Pat Griffiths, a spokesperson for the International Committee of the Red Cross in Jerusalem, told CNN that the longer the dead remain under the rubble, the less likely they will be identified, adding that the bodies “need to be treated with dignity.”

He added that identifying information such as height, fingerprints, dental records, old injuries, scars and birthmarks are all at greater risk of being lost, adding that the lack of DNA testing kits in Gaza makes them even more valuable.

“People keep writing, keep talking, keep hoping.”

With no sign of a definitive ceasefire in Gaza, a new generation of Palestinians say they are psychologically scarred by the current horrors and numb to the task of building a future.

Saleh said one of the most noticeable symptoms of children trying to process death and loss in Gaza appeared while playing. “I’ve seen children imitate funerals and burials,” she says.

Yahya al-Hamarna, a 24-year-old writer displaced in Gaza City, said older students and professionals are facing an existential threat to find work. According to the United Nations’ International Labor Organization, the unemployment rate in the Gaza Strip has gradually increased to 85.1% as of May. Before October 2023, this number was 45%, according to PCBS.

“Palestinian men are often portrayed through a narrow lens of security rather than as individuals living in extreme conditions. This framing is dehumanizing,” Al-Hamarna added.
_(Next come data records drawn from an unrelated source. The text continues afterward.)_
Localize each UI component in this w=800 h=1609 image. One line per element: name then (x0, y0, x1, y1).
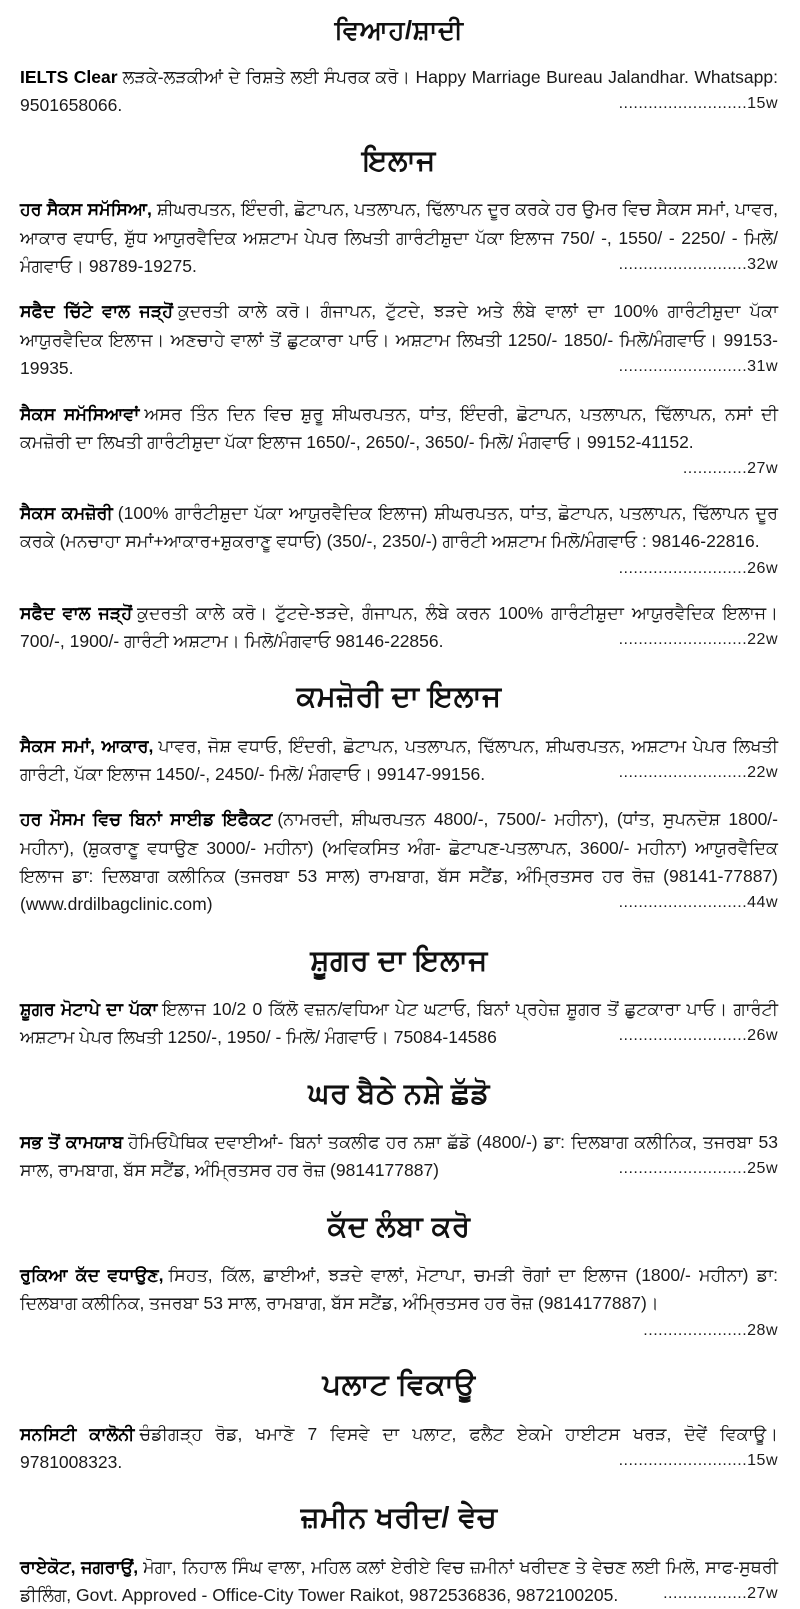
ad-body-text: ਮੋਗਾ, ਨਿਹਾਲ ਸਿੰਘ ਵਾਲਾ, ਮਹਿਲ ਕਲਾਂ ਏਰੀਏ ਵਿਚ ਜ਼ਮੀਨਾਂ ਖਰੀਦਣ ਤੇ ਵੇਚਣ ਲਈ ਮਿਲੋ, ਸਾਫ-ਸੁਥਰੀ ਡੀਲਿੰਗ, Govt. Approved - Office-City Tower Raikot, 9872536836, 9872100205. (20, 1556, 778, 1605)
classified-ad (20, 400, 778, 483)
classified-ad (20, 63, 778, 120)
section-heading: ਵਿਆਹ/ਸ਼ਾਦੀ (334, 15, 464, 45)
classified-ad (20, 297, 778, 382)
classified-ad (20, 1128, 778, 1185)
ad-lead-text: ਹਰ ਮੌਸਮ ਵਿਚ ਬਿਨਾਂ ਸਾਈਡ ਇਫੈਕਟ (20, 809, 273, 830)
word-count-leader: ..........................32w (618, 256, 778, 274)
ad-lead-text: ਸੈਕਸ ਸਮੱਸਿਆਵਾਂ (20, 403, 140, 424)
classified-section (20, 1076, 778, 1185)
word-count-leader: .....................28w (643, 1321, 778, 1339)
ad-lead-text: ਸਨਸਿਟੀ ਕਾਲੋਨੀ (20, 1423, 135, 1444)
section-heading: ਸ਼ੂਗਰ ਦਾ ਇਲਾਜ (310, 944, 488, 977)
word-count-leader: ..........................22w (618, 631, 778, 649)
ad-body-text: (ਨਾਮਰਦੀ, ਸ਼ੀਘਰਪਤਨ 4800/-, 7500/- ਮਹੀਨਾ), (ਧਾਂਤ, ਸੁਪਨਦੋਸ਼ 1800/- ਮਹੀਨਾ), (ਸ਼ੁਕਰਾਣੂ ਵਧਾਉਣ 3000/- ਮਹੀਨਾ) (ਅਵਿਕਸਿਤ ਅੰਗ- ਛੋਟਾਪਣ-ਪਤਲਾਪਨ, 3600/- ਮਹੀਨਾ) ਆਯੁਰਵੈਦਿਕ ਇਲਾਜ ਡਾ: ਦਿਲਬਾਗ ਕਲੀਨਿਕ (ਤਜਰਬਾ 53 ਸਾਲ) ਰਾਮਬਾਗ, ਬੱਸ ਸਟੈਂਡ, ਅੰਮ੍ਰਿਤਸਰ ਹਰ ਰੋਜ਼ (98141-77887) (www.drdilbagclinic.com) (20, 809, 778, 915)
ad-lead-text: ਹਰ ਸੈਕਸ ਸਮੱਸਿਆ, (20, 199, 152, 220)
ad-body-text: ਲੜਕੇ-ਲੜਕੀਆਂ ਦੇ ਰਿਸ਼ਤੇ ਲਈ ਸੰਪਰਕ ਕਰੋ। Happy Marriage Bureau Jalandhar. Whatsapp: 9501658066. (20, 66, 778, 115)
classified-ad (20, 1261, 778, 1344)
ad-body-text: ਪਾਵਰ, ਜੋਸ਼ ਵਧਾਓ, ਇੰਦਰੀ, ਛੋਟਾਪਨ, ਪਤਲਾਪਨ, ਢਿੱਲਾਪਨ, ਸ਼ੀਘਰਪਤਨ, ਅਸ਼ਟਾਮ ਪੇਪਰ ਲਿਖਤੀ ਗਾਰੰਟੀ, ਪੱਕਾ ਇਲਾਜ 1450/-, 2450/- ਮਿਲੋ/ ਮੰਗਵਾਓ। 99147-99156. (20, 735, 778, 784)
classifieds-page (20, 14, 778, 1609)
section-heading: ਕਮਜ਼ੋਰੀ ਦਾ ਇਲਾਜ (296, 681, 502, 714)
classified-ad (20, 1553, 778, 1609)
ad-lead-text: IELTS Clear (20, 66, 118, 87)
section-heading: ਘਰ ਬੈਠੇ ਨਸ਼ੇ ਛੱਡੋ (308, 1077, 490, 1110)
ad-lead-text: ਸਫੈਦ ਵਾਲ ਜੜ੍ਹੋਂ (20, 602, 133, 623)
classified-ad (20, 599, 778, 656)
word-count-leader: .............27w (682, 460, 778, 478)
ad-lead-text: ਸਭ ਤੋਂ ਕਾਮਯਾਬ (20, 1131, 124, 1152)
word-count-leader: .................27w (663, 1584, 778, 1602)
classified-ad (20, 499, 778, 582)
classified-section (20, 1209, 778, 1344)
ad-lead-text: ਸਫੈਦ ਚਿੱਟੇ ਵਾਲ ਜੜ੍ਹੋਂ (20, 301, 173, 322)
word-count-leader: ..........................15w (618, 94, 778, 112)
ad-body-text: ਚੰਡੀਗੜ੍ਹ ਰੋਡ, ਖਮਾਣੋ 7 ਵਿਸਵੇ ਦਾ ਪਲਾਟ, ਫਲੈਟ ਏਕਮੇ ਹਾਈਟਸ ਖਰੜ, ਦੋਵੇਂ ਵਿਕਾਊ। 9781008323. (20, 1423, 778, 1472)
classified-ad (20, 995, 778, 1052)
section-heading: ਪਲਾਟ ਵਿਕਾਊ (322, 1369, 476, 1402)
classified-section (20, 1367, 778, 1476)
word-count-leader: ..........................26w (618, 1027, 778, 1045)
classified-ad (20, 805, 778, 918)
ad-lead-text: ਸ਼ੂਗਰ ਮੋਟਾਪੇ ਦਾ ਪੱਕਾ (20, 998, 158, 1019)
classified-ad (20, 195, 778, 280)
ad-body-text: ਸ਼ੀਘਰਪਤਨ, ਇੰਦਰੀ, ਛੋਟਾਪਨ, ਪਤਲਾਪਨ, ਢਿੱਲਾਪਨ ਦੂਰ ਕਰਕੇ ਹਰ ਉਮਰ ਵਿਚ ਸੈਕਸ ਸਮਾਂ, ਪਾਵਰ, ਆਕਾਰ ਵਧਾਓ, ਸ਼ੁੱਧ ਆਯੁਰਵੈਦਿਕ ਅਸ਼ਟਾਮ ਪੇਪਰ ਲਿਖਤੀ ਗਾਰੰਟੀਸ਼ੁਦਾ ਪੱਕਾ ਇਲਾਜ 750/ -, 1550/ - 2250/ - ਮਿਲੋ/ ਮੰਗਵਾਓ। 98789-19275. (20, 199, 778, 277)
word-count-leader: ..........................25w (618, 1160, 778, 1178)
ad-lead-text: ਰੁਕਿਆ ਕੱਦ ਵਧਾਉਣ, (20, 1264, 164, 1285)
classified-section (20, 14, 778, 119)
word-count-leader: ..........................15w (618, 1452, 778, 1469)
classified-ad (20, 732, 778, 789)
classified-ad (20, 1420, 778, 1477)
ad-body-text: (100% ਗਾਰੰਟੀਸ਼ੁਦਾ ਪੱਕਾ ਆਯੁਰਵੈਦਿਕ ਇਲਾਜ) ਸ਼ੀਘਰਪਤਨ, ਧਾਂਤ, ਛੋਟਾਪਨ, ਪਤਲਾਪਨ, ਢਿੱਲਾਪਨ ਦੂਰ ਕਰਕੇ (ਮਨਚਾਹਾ ਸਮਾਂ+ਆਕਾਰ+ਸ਼ੁਕਰਾਣੂ ਵਧਾਓ) (350/-, 2350/-) ਗਾਰੰਟੀ ਅਸ਼ਟਾਮ ਮਿਲੋ/ਮੰਗਵਾਓ : 98146-22816. (20, 503, 779, 552)
ad-body-text: ਹੋਮਿਓਪੈਥਿਕ ਦਵਾਈਆਂ- ਬਿਨਾਂ ਤਕਲੀਫ ਹਰ ਨਸ਼ਾ ਛੱਡੋ (4800/-) ਡਾ: ਦਿਲਬਾਗ ਕਲੀਨਿਕ, ਤਜਰਬਾ 53 ਸਾਲ, ਰਾਮਬਾਗ, ਬੱਸ ਸਟੈਂਡ, ਅੰਮ੍ਰਿਤਸਰ ਹਰ ਰੋਜ਼ (9814177887) (20, 1131, 778, 1181)
ad-lead-text: ਰਾਏਕੋਟ, ਜਗਰਾਉਂ, (20, 1556, 139, 1577)
ad-body-text: ਅਸਰ ਤਿੰਨ ਦਿਨ ਵਿਚ ਸ਼ੁਰੂ ਸ਼ੀਘਰਪਤਨ, ਧਾਂਤ, ਇੰਦਰੀ, ਛੋਟਾਪਨ, ਪਤਲਾਪਨ, ਢਿੱਲਾਪਨ, ਨਸਾਂ ਦੀ ਕਮਜ਼ੋਰੀ ਦਾ ਲਿਖਤੀ ਗਾਰੰਟੀਸ਼ੁਦਾ ਪੱਕਾ ਇਲਾਜ 1650/-, 2650/-, 3650/- ਮਿਲੋ/ ਮੰਗਵਾਓ। 99152-41152. (20, 403, 778, 452)
ad-body-text: ਕੁਦਰਤੀ ਕਾਲੇ ਕਰੋ। ਟੁੱਟਦੇ-ਝੜਦੇ, ਗੰਜਾਪਨ, ਲੰਬੇ ਕਰਨ 100% ਗਾਰੰਟੀਸ਼ੁਦਾ ਆਯੁਰਵੈਦਿਕ ਇਲਾਜ। 700/-, 1900/- ਗਾਰੰਟੀ ਅਸ਼ਟਾਮ। ਮਿਲੋ/ਮੰਗਵਾਓ 98146-22856. (20, 602, 778, 652)
word-count-leader: ..........................44w (618, 894, 778, 912)
word-count-leader: ..........................31w (618, 358, 778, 376)
section-heading: ਜ਼ਮੀਨ ਖਰੀਦ/ ਵੇਚ (300, 1502, 498, 1535)
classified-section (20, 679, 778, 918)
ad-lead-text: ਸੈਕਸ ਸਮਾਂ, ਆਕਾਰ, (20, 735, 154, 756)
word-count-leader: ..........................26w (618, 559, 778, 577)
ad-body-text: ਕੁਦਰਤੀ ਕਾਲੇ ਕਰੋ। ਗੰਜਾਪਨ, ਟੁੱਟਦੇ, ਝੜਦੇ ਅਤੇ ਲੰਬੇ ਵਾਲਾਂ ਦਾ 100% ਗਾਰੰਟੀਸ਼ੁਦਾ ਪੱਕਾ ਆਯੁਰਵੈਦਿਕ ਇਲਾਜ। ਅਣਚਾਹੇ ਵਾਲਾਂ ਤੋਂ ਛੁਟਕਾਰਾ ਪਾਓ। ਅਸ਼ਟਾਮ ਲਿਖਤੀ 1250/- 1850/- ਮਿਲੋ/ਮੰਗਵਾਓ। 99153-19935. (20, 301, 779, 379)
classified-section (20, 143, 778, 655)
ad-lead-text: ਸੈਕਸ ਕਮਜ਼ੋਰੀ (20, 503, 113, 524)
classified-section (20, 943, 778, 1052)
section-heading: ਇਲਾਜ (362, 145, 436, 178)
word-count-leader: ..........................22w (618, 763, 778, 781)
classified-section (20, 1500, 778, 1609)
ad-body-text: ਇਲਾਜ 10/2 0 ਕਿੱਲੋ ਵਜ਼ਨ/ਵਧਿਆ ਪੇਟ ਘਟਾਓ, ਬਿਨਾਂ ਪ੍ਰਹੇਜ਼ ਸ਼ੂਗਰ ਤੋਂ ਛੁਟਕਾਰਾ ਪਾਓ। ਗਾਰੰਟੀ ਅਸ਼ਟਾਮ ਪੇਪਰ ਲਿਖਤੀ 1250/-, 1950/ - ਮਿਲੋ/ ਮੰਗਵਾਓ। 75084-14586 (20, 998, 778, 1048)
section-heading: ਕੱਦ ਲੰਬਾ ਕਰੋ (327, 1210, 471, 1243)
ad-body-text: ਸਿਹਤ, ਕਿੱਲ, ਛਾਈਆਂ, ਝੜਦੇ ਵਾਲਾਂ, ਮੋਟਾਪਾ, ਚਮੜੀ ਰੋਗਾਂ ਦਾ ਇਲਾਜ (1800/- ਮਹੀਨਾ) ਡਾ: ਦਿਲਬਾਗ ਕਲੀਨਿਕ, ਤਜਰਬਾ 53 ਸਾਲ, ਰਾਮਬਾਗ, ਬੱਸ ਸਟੈਂਡ, ਅੰਮ੍ਰਿਤਸਰ ਹਰ ਰੋਜ਼ (9814177887)। (20, 1264, 778, 1314)
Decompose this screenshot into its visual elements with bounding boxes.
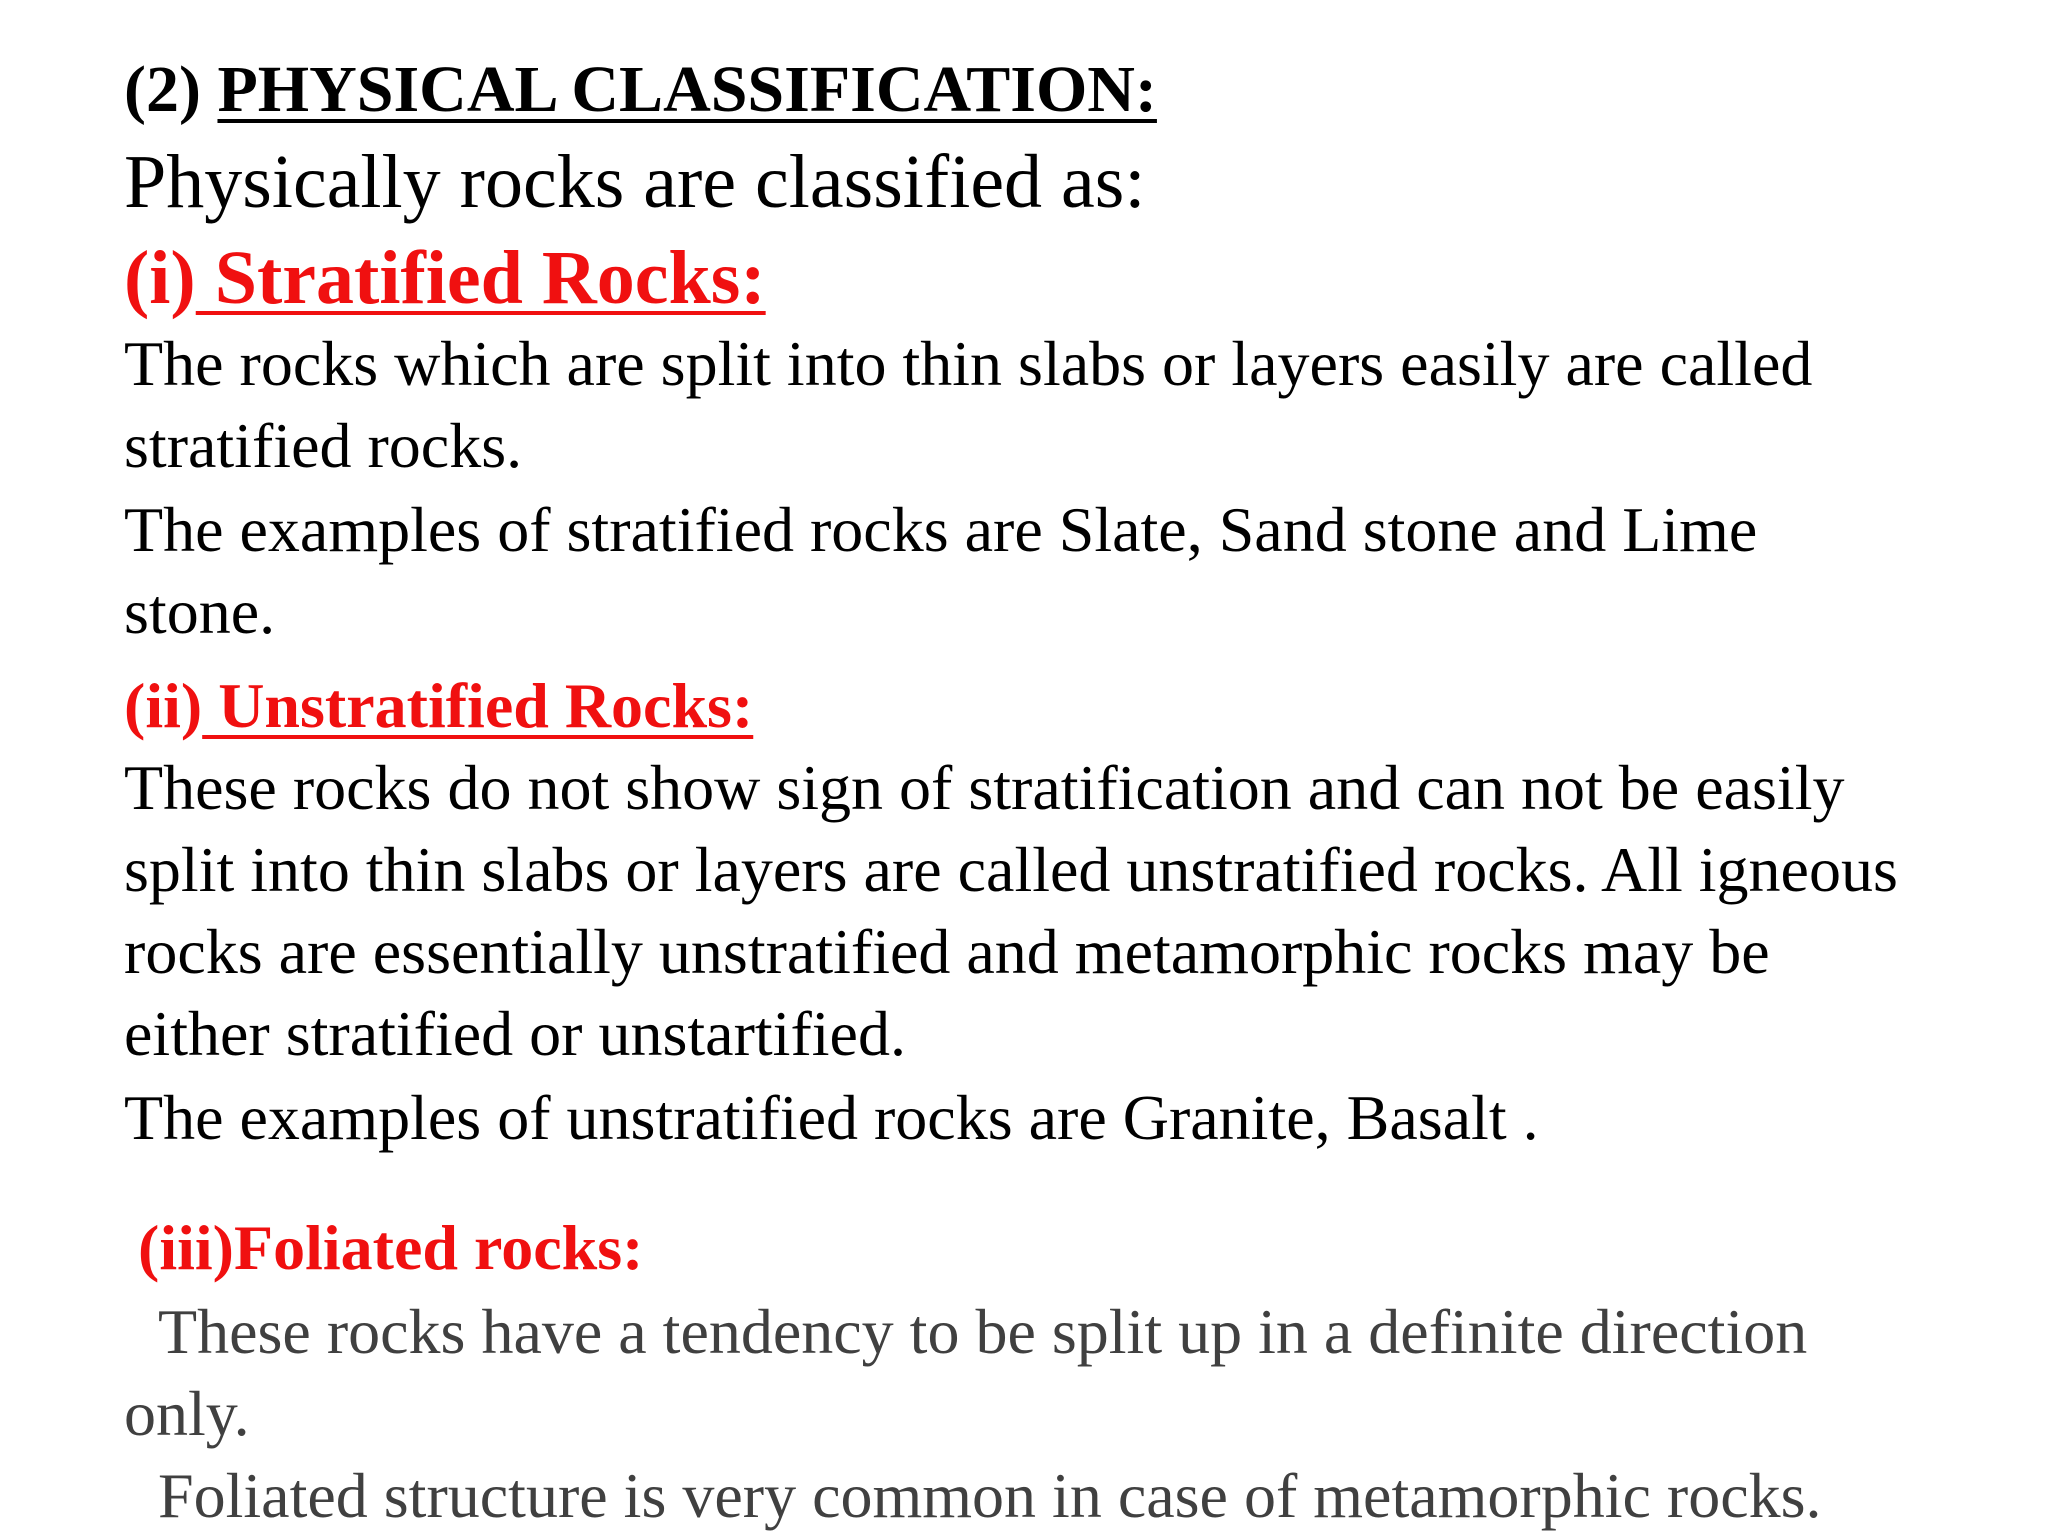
stratified-line-4: stone. [124, 576, 276, 647]
stratified-line-1: The rocks which are split into thin slabs or layers easily are called [124, 328, 1813, 399]
foliated-line-1: These rocks have a tendency to be split up in a definite direction [158, 1296, 1808, 1367]
foliated-heading [138, 1206, 643, 1290]
main-heading-title: PHYSICAL CLASSIFICATION: [217, 53, 1157, 126]
foliated-line-2: only. [124, 1378, 250, 1449]
main-heading-number: (2) [124, 53, 218, 126]
stratified-line-2: stratified rocks. [124, 410, 523, 481]
stratified-number: (i) [124, 236, 196, 320]
intro-text: Physically rocks are classified as: [124, 140, 1146, 224]
main-heading [124, 48, 1157, 132]
foliated-line-3: Foliated structure is very common in case of metamorphic rocks. [158, 1460, 1822, 1531]
unstratified-heading [124, 664, 753, 748]
unstratified-line-5: The examples of unstratified rocks are Granite, Basalt . [124, 1082, 1539, 1153]
unstratified-number: (ii) [124, 670, 203, 741]
foliated-title: Foliated rocks: [233, 1212, 644, 1283]
stratified-heading [124, 230, 766, 326]
unstratified-line-2: split into thin slabs or layers are called unstratified rocks. All igneous [124, 834, 1898, 905]
stratified-line-3: The examples of stratified rocks are Slate, Sand stone and Lime [124, 494, 1758, 565]
stratified-title: Stratified Rocks: [195, 236, 766, 320]
foliated-number: (iii) [138, 1212, 234, 1283]
unstratified-title: Unstratified Rocks: [202, 670, 754, 741]
unstratified-line-4: either stratified or unstartified. [124, 998, 906, 1069]
unstratified-line-1: These rocks do not show sign of stratification and can not be easily [124, 752, 1845, 823]
unstratified-line-3: rocks are essentially unstratified and metamorphic rocks may be [124, 916, 1770, 987]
As physical traces of life in Gaza are erased, Al-Hamarna turned to storytelling as an “act of preserving memory,” quoting Refaat Alalil, a famous professor killed in an Israeli attack in December 2023.

“He represented the power of ideas, culture and words,” Alhamarna said. “People write, they speak, they keep their hopes up, and that in itself is a form of resistance.”

CNN’s Eugenia Yosef contributed reporting.